Die Form wird eigentlich langsam wieder. Nach Ende Februar die 5x1000m Intervalle sowie der mittlere Dauerlauf durch Tiefschnee zufriedenstellend waren, hab ich am ersten Märzwochenende dann auch die neue Heimat mit einem schönen ruhigen 16er eingeweiht. Laufrevier um den Rubbenbruchsee in Osnabrück ist ein Traum.

Diese Woche etwas ungewöhnlich, da mir mein Zahnarzt vor kurzem mitteilte, dass ein Weisheitszahn zuviel Ärger macht um drinzubleiben, wurde dieser Mittwoch entfernt. Montag also nochmal im neuen Revier einen flotteren 10er, Di ganz langsame 8 und vor der OP Mittwoch Mittag den wöchentlichen 16er untergebracht. Die Woche also km-technisch vollkommen ok, denn 1 Woche Sportverbot war angekündigt. Spazieren gestern, heute 1h und morgen 2h Radfahren (darf ich) und spätestens Montag steig ich dann mit einem kleinen Regenerationsläufchen wieder ein, solange das keine Schmerzen verursacht. Dienstag krieg ich hoffentlich das ok vom Doc, dass ich wieder voll belastbar bin, sodass ich auch diese Woche noch Intervalle (6x1000m in 4:10) und langen Lauf unterkriege, denn am Wochenende ist Umzug, da ist keine Zeit und ein bisschen blöd gegenüber den Helfern wäre es auch. :)
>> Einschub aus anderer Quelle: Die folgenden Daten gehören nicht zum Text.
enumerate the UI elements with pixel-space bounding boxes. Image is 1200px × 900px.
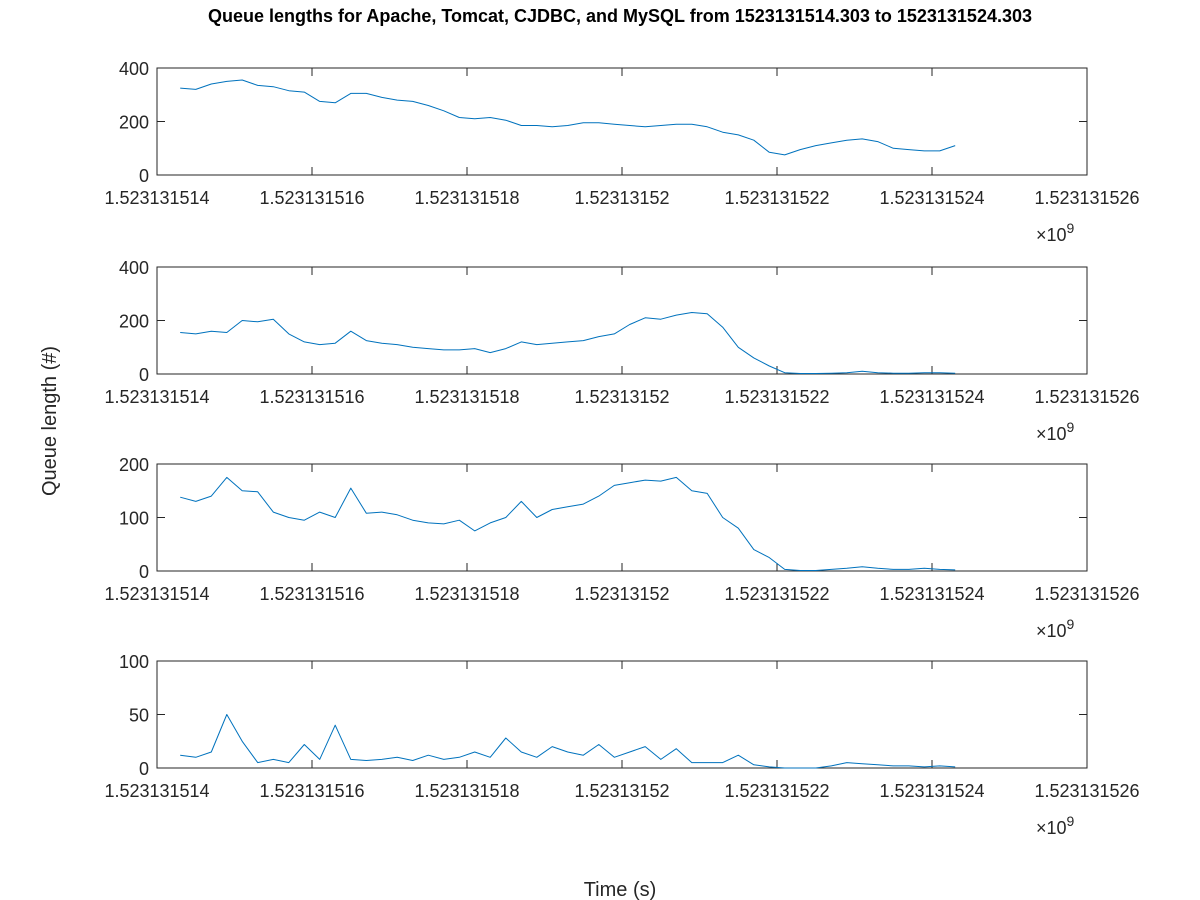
x-tick-label: 1.523131522: [724, 387, 829, 407]
y-tick-label: 0: [139, 562, 149, 582]
y-axis-label: Queue length (#): [39, 346, 61, 496]
series-line: [180, 79, 956, 156]
subplot-1: 1.523131514 1.523131516 1.523131518 1.52313…: [104, 59, 1139, 245]
y-tick-label: 100: [119, 652, 149, 672]
x-tick-label: 1.523131518: [414, 781, 519, 801]
x-tick-label: 1.523131514: [104, 387, 209, 407]
y-tick-label: 0: [139, 759, 149, 779]
y-tick-label: 50: [129, 706, 149, 726]
x-tick-label: 1.523131518: [414, 584, 519, 604]
x-tick-label: 1.523131524: [879, 781, 984, 801]
y-tick-label: 200: [119, 113, 149, 133]
subplots: 1.523131514 1.523131516 1.523131518 1.52313…: [104, 59, 1139, 838]
x-tick-label: 1.52313152: [574, 584, 669, 604]
x-exponent-label: ×109: [1036, 813, 1075, 838]
x-tick-label: 1.52313152: [574, 781, 669, 801]
axes-box: [156, 266, 1088, 375]
x-tick-label: 1.523131514: [104, 584, 209, 604]
y-tick-label: 0: [139, 365, 149, 385]
series-line: [180, 312, 956, 374]
x-tick-label: 1.523131516: [259, 188, 364, 208]
x-tick-label: 1.52313152: [574, 188, 669, 208]
subplot-2: 1.523131514 1.523131516 1.523131518 1.52313…: [104, 258, 1139, 444]
x-tick-label: 1.52313152: [574, 387, 669, 407]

Sodann, die letzte Woche vor dem 10er beim Lohner Marathon bin ich dann in Osnabrück und stell nix größeres mehr an. Nochmal 4x1000m im geplanten 10er-Tempo fürs Gefühl und ein paar ruhige km. Dieser Lauf ist mir zeittechnisch nicht extrem wichtig. Er ist nicht das große Highlight, auf das ich härter als je zuvor trainiert habe. Ein Ankommen in der neuen Region würde ich eher sagen, also ist das etwas zerrissene Training (durch Grippe und Zahn-OP) auch garnicht so wild. Ich hab ne gute Balance zwischen Disziplin und Vernunft (nicht immer, aber meistens) hinbekommen, werd keine Bestzeit hinlegen, aber kann ab April ins HM-Training einsteigen ohne Befürchten zu müssen, dass meine Körper nach 2 Wochen Training nicht mehr weiß, was los ist und ich hoffentlich auch von Wehwehchen verschont bleibe!